3. Apparatus as claimed in claim 2, wherein the ends of the fingers facing said shoulder have inclined surfaces formed thereon substantially paralleling the beveled surface of said shoulder.
4. Apparatus as claimed in claim 3, wherein a knurled surface is provided on said control handle and wherein a knurled surface is provided on said tubular member adjacent the knurled surface of the control handle.

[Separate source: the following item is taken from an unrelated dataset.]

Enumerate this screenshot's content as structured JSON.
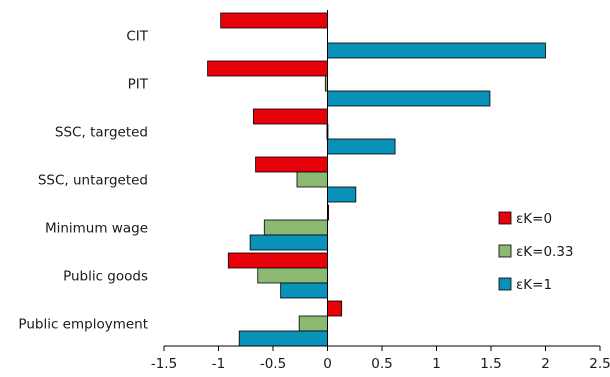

5. Roll core retaining apparatus comprising an elongate shaft having ends adapted to be received within mounting means on the winding machine,
a control handle mounted on and fixed from axial displacement relative to said shaft, said control handle being adjacent but inwardly from one end of said shaft,
an elongate tubular member mounted on said shaft with one end thereof adjacent said control handle, said tubular member being axially movable on said shaft, and said control handle being relatively rotatable with respect to said tubular member, said tubular member having a collar adjacent its said one end for engaging the end of a roll core carried on the tubular member and a tapered shoulder at its other end,
first cam means on said control handle and cooperating second cam means on said one end of said tubular member engaging said first cam means, sald first and second cam means on relative rotation of the handle and tubular member producing axial displacement of said tubular member toward the other end of said shaft, and sleeve means mounted on and fixed from axial displacement relative to said other end of said shaft adapted to receive the shoulder of said tubular member on such being axially displaced toward the other end of said shaft and to radially expand on receiving said shoulder to form a roll core engaging collar when expanded.